Driving toward Ster Kalay in two government vans, the Americans called the Afghan national police and border patrol officers to assist them, Mr. Waple said. Mr. Buntangyar had already been “vetted as a target” by American commanders, as an enemy combatant who could be legally killed once he was positively identified, Mr. Waple said.
After the Afghan police called Mr. Buntangyar outside and twice asked him to identify himself, they signaled, using a prearranged hand gesture, to Sergeant Anderson, concealed with a rifle about 100 yards away, Mr. Waple said.
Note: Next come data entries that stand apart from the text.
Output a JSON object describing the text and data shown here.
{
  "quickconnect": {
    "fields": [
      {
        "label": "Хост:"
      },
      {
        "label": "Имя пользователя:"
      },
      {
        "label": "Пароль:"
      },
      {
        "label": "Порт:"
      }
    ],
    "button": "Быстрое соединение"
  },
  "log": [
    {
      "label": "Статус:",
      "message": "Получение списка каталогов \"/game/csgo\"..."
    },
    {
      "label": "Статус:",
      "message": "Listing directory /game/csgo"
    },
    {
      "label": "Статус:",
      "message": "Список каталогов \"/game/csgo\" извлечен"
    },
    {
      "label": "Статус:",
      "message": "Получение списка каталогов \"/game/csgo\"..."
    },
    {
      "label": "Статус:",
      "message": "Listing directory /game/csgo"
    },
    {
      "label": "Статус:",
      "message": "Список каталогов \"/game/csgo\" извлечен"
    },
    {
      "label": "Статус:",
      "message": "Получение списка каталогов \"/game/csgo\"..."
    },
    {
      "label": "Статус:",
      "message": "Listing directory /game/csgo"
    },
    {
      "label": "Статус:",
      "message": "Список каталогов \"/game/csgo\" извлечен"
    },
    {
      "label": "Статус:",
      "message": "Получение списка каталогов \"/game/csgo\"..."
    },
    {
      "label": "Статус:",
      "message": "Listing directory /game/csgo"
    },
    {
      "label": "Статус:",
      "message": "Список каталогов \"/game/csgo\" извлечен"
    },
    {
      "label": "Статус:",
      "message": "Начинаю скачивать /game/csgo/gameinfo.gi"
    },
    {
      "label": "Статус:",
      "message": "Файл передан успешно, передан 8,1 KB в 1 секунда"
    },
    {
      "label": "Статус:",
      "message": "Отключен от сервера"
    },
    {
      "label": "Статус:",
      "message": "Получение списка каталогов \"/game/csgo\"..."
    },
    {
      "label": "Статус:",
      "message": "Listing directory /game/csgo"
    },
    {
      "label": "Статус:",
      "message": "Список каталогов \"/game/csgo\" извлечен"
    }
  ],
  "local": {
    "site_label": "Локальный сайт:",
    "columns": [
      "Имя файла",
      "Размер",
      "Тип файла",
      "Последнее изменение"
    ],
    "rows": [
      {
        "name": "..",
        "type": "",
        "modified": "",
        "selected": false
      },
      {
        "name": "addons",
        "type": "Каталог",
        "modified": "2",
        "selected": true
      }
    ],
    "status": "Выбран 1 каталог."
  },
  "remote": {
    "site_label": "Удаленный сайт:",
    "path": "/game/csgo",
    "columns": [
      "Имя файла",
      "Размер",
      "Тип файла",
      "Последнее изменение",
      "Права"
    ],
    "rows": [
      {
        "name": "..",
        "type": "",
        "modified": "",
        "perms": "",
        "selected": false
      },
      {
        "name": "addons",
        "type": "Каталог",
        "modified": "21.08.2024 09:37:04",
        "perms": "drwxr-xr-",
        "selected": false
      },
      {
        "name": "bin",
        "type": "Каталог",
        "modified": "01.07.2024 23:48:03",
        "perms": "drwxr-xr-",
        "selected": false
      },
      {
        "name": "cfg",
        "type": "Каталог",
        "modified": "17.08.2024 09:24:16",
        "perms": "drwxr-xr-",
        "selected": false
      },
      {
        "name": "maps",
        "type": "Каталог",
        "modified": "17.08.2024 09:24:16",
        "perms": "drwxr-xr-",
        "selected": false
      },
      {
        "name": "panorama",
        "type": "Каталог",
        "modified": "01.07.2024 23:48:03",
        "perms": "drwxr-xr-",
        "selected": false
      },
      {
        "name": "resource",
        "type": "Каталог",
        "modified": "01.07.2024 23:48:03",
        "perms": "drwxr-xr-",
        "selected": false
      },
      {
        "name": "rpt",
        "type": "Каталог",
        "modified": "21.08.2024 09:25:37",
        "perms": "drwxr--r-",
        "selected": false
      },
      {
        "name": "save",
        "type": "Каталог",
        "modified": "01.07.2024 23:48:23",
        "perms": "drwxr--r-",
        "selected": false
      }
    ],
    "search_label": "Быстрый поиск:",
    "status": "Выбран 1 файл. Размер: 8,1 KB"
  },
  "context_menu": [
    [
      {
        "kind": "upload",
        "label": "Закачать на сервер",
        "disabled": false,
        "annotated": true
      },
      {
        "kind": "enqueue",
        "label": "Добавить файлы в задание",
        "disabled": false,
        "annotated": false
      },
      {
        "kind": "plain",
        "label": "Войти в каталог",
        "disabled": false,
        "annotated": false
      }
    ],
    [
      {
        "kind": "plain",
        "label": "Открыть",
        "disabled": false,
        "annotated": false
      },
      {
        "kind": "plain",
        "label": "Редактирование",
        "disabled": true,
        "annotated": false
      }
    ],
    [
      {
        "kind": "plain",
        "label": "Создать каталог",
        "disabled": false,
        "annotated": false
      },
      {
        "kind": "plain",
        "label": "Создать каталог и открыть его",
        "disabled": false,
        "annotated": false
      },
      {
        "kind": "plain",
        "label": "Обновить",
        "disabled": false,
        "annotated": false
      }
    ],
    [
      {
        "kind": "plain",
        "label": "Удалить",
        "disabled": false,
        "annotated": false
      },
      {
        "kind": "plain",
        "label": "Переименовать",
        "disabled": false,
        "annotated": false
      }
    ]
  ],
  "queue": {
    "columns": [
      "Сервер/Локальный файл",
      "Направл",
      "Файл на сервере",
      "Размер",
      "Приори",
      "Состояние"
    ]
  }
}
From a vehicle a few hundred yards farther away, Captain Staffel radioed Sergeant Anderson, Mr. Waple said. “If you have a clear shot,” he told the sergeant, “take it.”
Confirming the order, Sergeant Anderson fired once, killing Mr. Buntangyar. The American team drove to the village center to explain to the local residents, “This is who we are, this is what we just did and this is why we did it,” Mr. Waple said.
The highest-ranking witness called to testify at the soldiers’ hearing Tuesday will be General Kearney, though it is unclear whether he will comply with the request.
Also scheduled to testify is Sgt. First Class Scott R. Haarer, a paralegal on General Kearney’s staff last October who, as part of the military justice procedure, signed the forms that charged Captain Staffel and Sergeant Anderson with murder.
In a notarized statement, Sergeant Haarer told defense lawyers last week that he would not have accused the soldiers of any crime if he had known that the Criminal Investigation Command had determined that the shooting was justified.